O Levantamento de Índice Rápido de Infestação por Aedes aegypti (LIRAa) do município foi concluído na sexta-feira (5), apontando o índice médio em 2,9%, ou seja, mantendo a cidade em estado de alerta para a doença. Alguns bairros apresentaram um índice de infestação de mais de 3,9%, principalmente na Zona Leste, com uma infestação de 5,1%. As Zonas Norte (2,9%), Sul (1,9%) e Oeste (1,6%) também mantiveram o estado de alerta para a doença.

O secretário municipal de Saúde ( Semsa), Homero de Miranda Leão, fez o comparativo com os três últimos LIRAas e fez  o alerta . “Os últimos dois LIRAas têm a mesma conformação dos bairros que têm  a presença da larva e mosquito, esses lugares  têm risco 1, 2, e 3. Então nós temos hoje o  desenho similar do que já tínhamos, mas claro  que é motivo de preocupação porque temos áreas de baixo, médio e alto risco.

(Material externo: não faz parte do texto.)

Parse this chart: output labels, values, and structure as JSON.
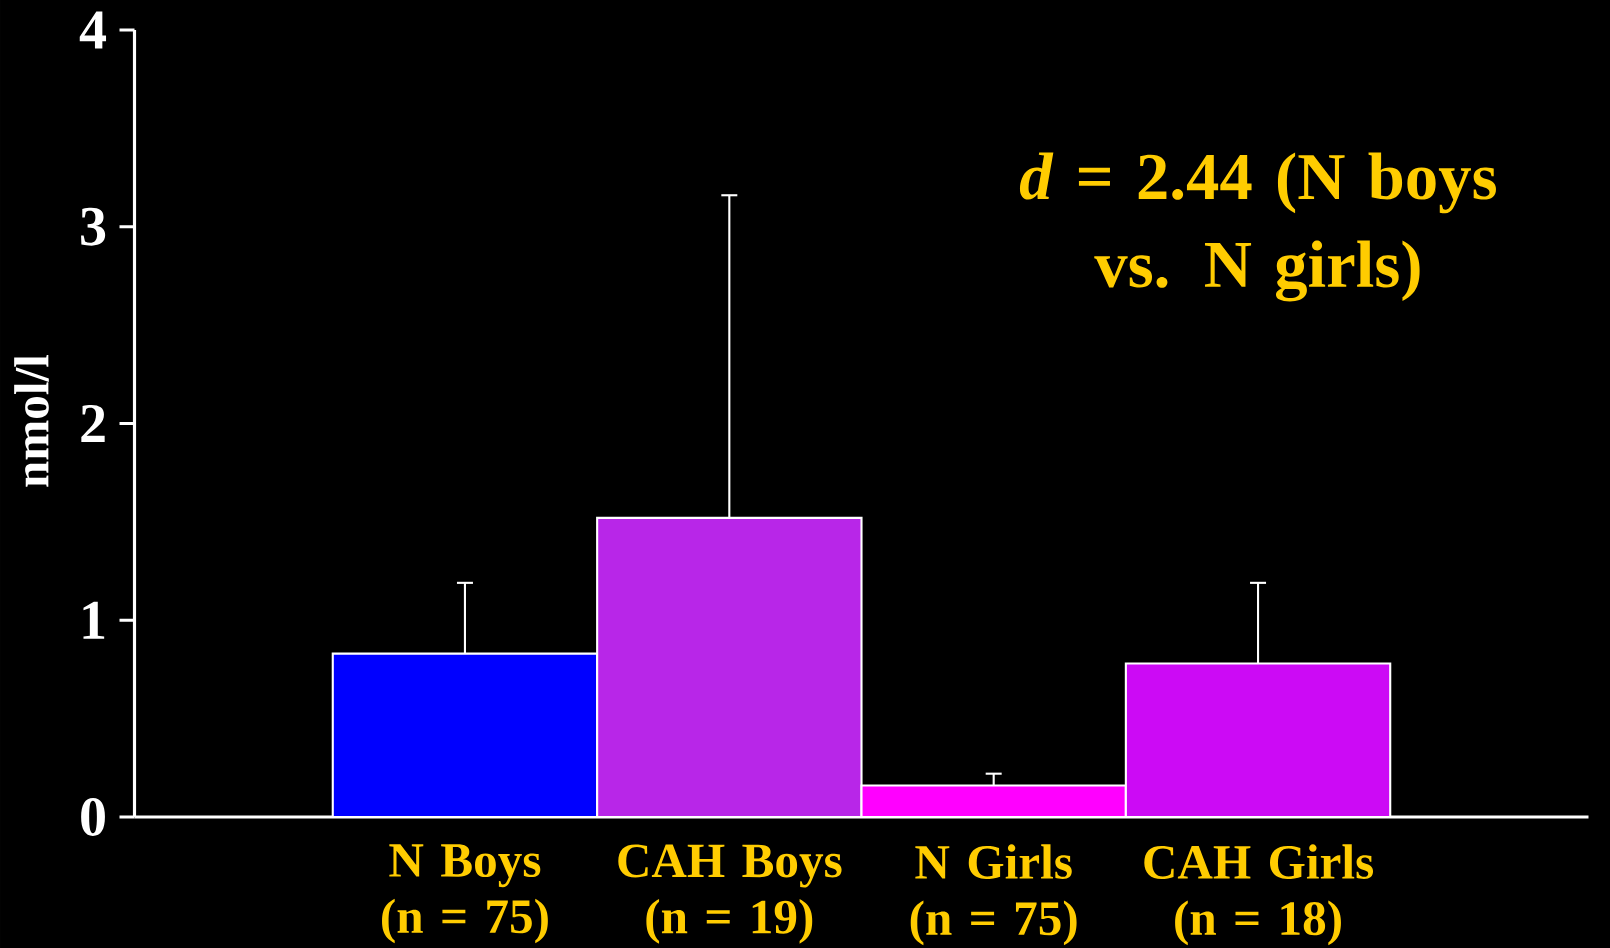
{
  "chart_data": {
    "type": "bar",
    "categories": [
      "N Boys (n = 75)",
      "CAH Boys (n = 19)",
      "N Girls (n = 75)",
      "CAH Girls (n = 18)"
    ],
    "values": [
      0.83,
      1.52,
      0.16,
      0.78
    ],
    "errors": [
      [
        0.83,
        1.19
      ],
      [
        1.52,
        3.16
      ],
      [
        0.16,
        0.22
      ],
      [
        0.78,
        1.19
      ]
    ],
    "colors": [
      "#0000ff",
      "#b826e8",
      "#ff00ff",
      "#cc0af5"
    ],
    "ylabel": "nmol/l",
    "ylim": [
      0,
      4
    ],
    "yticks": [
      0,
      1,
      2,
      3,
      4
    ],
    "annotations": [
      "*d* = 2.44 (N boys vs. N girls)"
    ]
  }
}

Então, onde tem foco  do mosquito tem risco e onde tem risco o mosquito nasce, e isso  precisamos vigiar”, alertou.  

 Homero ainda explicou que toda a campanha de prevenção foi planejada de acordo com o resultado do Levantamento do Índice Rápido de Infestação por Aedes aegypti (LIRAa), realizado no período de 3 a 13 de novembro, quando foram vistoriados 27.094 imóveis selecionados por amostragem para a identificação do índice de infestação pelo mosquito transmissor da dengue e, consequentemente, determinando o grau de risco para a doença no município de Manaus, identificando os locais prioritários para a prevenção e controle do mosquito.

No LIRAa, os municípios classificados como de risco apresentam larvas do mosquito acima da média nos imóveis pesquisados. “É considerado estado de alerta quando menos de 3,9% dos imóveis pesquisados têm larvas do mosquito, e satisfatório quando o índice está abaixo de 1% de larvas do Aedes aegypti”, destacou Homero.

As localidades com maior índice de infestação são: Colônia do Aleixo, São José, Jorge Teixeira, Zumbi dos Palmares; Novo Aleixo, Armando Mendes, Nossa Senhora de Fátima I, Águas Claras, Parque das Garças II; Colônia Japonesa; Adrianópolis, Abílio Nery, Ica Paraíba, Nossa Senhora das Graças, conjunto Vieira Alves; Redenção, Dom Pedro, São Jorge, Lírio do Vale e conjunto Augusto Montenegro. 

Segundo o secretário da Semsa, com o levantamento é possível montar um mapa identificando os bairros onde existem uma maior concentração de focos de reprodução do mosquito transmissor da doença. São informações que permitem que a Prefeitura possa elaborar estratégias qualificadas e integradas nas ações de prevenção, envolvendo setores como Saúde, Educação, Meio Ambiente, Limpeza Urbana, entre outros.